Trois vainqueurs aux Bobards d’Or 2019

La comédie de boulevard des médias autrement dit la cérémonie des Bobards d’Or s’est tenue le 18 février 2019 au Théâtre du Gymnase à Paris devant 700 personnes. La cérémonie a été marquée par l’émotion quand la très jeune Fiorina, une femme gilet jaune défigurée par une grenade est montée sur scène, un œil perdu et une partie du visage enfoncé. Trois prix ont été remis par le public « aux meilleurs mensonges de 2018 » et aux meilleurs menteurs

France 2 et la chasse au tigre de Poutine

Dans la catégorie Golden Bobard, c’est le JT du 10 août 2018 sur France 2 qui gagne le gros lot. Présentant Vladimir Poutine venant de tuer un superbe tigre de Sibérie alors qu’il s’agissait d’une opération de préservation de l’espèce. Malheureuse Delphine Ernotte, c’est une présentatrice de la chaîne et non un mâle blanc de plus de 50 ans qui diffuse l’infox.

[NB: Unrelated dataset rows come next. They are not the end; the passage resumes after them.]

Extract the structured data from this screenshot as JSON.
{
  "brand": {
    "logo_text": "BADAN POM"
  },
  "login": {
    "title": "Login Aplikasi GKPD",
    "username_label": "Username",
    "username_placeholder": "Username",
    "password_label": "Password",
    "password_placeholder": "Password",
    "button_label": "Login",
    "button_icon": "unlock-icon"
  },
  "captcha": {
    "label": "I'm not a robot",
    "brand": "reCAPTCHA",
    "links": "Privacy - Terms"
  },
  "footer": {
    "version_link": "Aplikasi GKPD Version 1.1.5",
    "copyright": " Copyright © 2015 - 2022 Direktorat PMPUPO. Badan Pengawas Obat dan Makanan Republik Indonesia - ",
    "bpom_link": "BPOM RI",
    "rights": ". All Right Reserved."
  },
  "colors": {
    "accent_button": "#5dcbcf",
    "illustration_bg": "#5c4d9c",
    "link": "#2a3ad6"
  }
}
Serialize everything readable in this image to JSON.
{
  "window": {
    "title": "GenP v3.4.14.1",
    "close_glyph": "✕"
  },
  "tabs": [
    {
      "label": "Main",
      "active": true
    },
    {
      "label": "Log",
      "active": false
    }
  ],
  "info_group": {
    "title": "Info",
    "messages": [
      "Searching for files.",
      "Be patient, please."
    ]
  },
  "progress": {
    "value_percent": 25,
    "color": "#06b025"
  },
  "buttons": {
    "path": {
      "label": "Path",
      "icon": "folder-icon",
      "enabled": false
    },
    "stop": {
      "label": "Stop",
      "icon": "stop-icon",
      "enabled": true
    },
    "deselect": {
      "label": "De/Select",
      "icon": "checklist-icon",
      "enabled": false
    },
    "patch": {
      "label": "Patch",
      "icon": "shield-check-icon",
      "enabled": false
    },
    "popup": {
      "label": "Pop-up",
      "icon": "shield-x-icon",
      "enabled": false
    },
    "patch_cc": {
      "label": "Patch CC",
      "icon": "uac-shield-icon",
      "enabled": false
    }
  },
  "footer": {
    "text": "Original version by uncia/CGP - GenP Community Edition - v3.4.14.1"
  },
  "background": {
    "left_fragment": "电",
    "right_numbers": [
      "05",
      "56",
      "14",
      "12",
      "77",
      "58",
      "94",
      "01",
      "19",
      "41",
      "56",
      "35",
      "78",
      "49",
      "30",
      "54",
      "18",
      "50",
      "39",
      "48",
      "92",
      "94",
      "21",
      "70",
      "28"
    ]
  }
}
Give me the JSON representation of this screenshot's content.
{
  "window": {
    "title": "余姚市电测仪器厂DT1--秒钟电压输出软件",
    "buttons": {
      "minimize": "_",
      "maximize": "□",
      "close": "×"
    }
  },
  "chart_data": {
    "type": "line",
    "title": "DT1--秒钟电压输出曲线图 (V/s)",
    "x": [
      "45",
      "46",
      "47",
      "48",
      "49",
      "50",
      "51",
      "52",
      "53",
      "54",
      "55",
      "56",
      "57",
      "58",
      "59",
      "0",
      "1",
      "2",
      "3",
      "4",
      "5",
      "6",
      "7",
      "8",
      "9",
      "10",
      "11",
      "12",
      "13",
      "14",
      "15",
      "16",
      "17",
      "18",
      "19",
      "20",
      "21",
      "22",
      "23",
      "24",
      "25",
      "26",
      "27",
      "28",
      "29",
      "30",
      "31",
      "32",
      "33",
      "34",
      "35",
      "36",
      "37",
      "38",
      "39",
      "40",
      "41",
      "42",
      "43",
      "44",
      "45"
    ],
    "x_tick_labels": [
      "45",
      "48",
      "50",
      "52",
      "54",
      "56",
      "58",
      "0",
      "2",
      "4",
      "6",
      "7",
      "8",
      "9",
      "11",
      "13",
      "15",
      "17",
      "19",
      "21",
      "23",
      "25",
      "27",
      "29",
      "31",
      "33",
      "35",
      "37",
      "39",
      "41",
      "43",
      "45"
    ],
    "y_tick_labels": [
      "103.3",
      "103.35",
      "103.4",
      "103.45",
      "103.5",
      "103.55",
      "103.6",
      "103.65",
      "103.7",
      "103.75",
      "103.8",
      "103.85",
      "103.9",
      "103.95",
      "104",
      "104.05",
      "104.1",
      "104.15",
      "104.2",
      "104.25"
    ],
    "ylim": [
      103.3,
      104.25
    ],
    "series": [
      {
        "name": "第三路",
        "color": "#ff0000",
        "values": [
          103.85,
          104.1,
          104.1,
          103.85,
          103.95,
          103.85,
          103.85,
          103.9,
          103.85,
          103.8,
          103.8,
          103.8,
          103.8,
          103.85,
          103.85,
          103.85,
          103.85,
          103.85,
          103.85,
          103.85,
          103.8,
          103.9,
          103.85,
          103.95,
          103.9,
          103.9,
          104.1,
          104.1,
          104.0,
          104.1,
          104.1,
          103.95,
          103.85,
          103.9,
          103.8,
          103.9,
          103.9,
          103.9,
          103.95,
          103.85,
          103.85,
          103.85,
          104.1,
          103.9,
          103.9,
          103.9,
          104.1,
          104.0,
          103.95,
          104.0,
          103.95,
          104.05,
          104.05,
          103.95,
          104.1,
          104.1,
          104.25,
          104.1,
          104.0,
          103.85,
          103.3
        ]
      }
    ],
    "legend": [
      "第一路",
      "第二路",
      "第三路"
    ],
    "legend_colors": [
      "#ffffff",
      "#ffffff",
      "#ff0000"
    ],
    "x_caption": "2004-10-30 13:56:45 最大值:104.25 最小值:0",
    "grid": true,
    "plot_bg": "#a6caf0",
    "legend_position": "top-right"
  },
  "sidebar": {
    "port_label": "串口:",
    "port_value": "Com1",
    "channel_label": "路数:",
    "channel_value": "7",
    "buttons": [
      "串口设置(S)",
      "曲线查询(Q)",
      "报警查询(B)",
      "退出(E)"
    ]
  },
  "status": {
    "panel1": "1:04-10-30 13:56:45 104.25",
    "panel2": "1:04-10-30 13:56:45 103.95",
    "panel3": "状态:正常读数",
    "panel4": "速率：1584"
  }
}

Clément Viktorovitch et l’immigration

Un « expert » est généralement invité sur un plateau non pour ses compétences mais pour le discours que l’on attend de lui. Mission accomplie pour Clément Viktorovitch sur CNews le 20 septembre 2018 qui multiplie les erreurs chiffrées et les approximations, incluant par exemple les étudiants Erasmus dans les chiffres officiels (minimisés par ailleurs) des entrées en France alors que ces étudiants n’ont pas besoin de titre de séjour. Cela méritait un bobard classique

Sylvain Boulouque et les drapeaux

Quand on veut voir quelque chose on finit par le voir. De même que le « sociologue » Michel Wieworka voyait un symbole d’extrême-droite dans le signe des anarchistes, le dénommé Boulouque identifiait sur BFMTV en décembre 2018 dans une manifestation des gilets jaunes un « drapeau royaliste avec des fleurs de lys » qui était le drapeau picard. Le même rééditait début 2019 en voyant un « partisan de Dieudonné » parmi les personnes qui insultaient Alain Finkielkraut en démentant piteusement ensuite. L’important était dit : des centaines de milliers de téléspectateurs ne verront pas le démenti et retiendront la première information. Castigat ridendo mores. Il châtie en riant, la personne faussement dénoncée par le sycophante Boulouqubobe doit rire jaune, sans mauvais jeu de mots.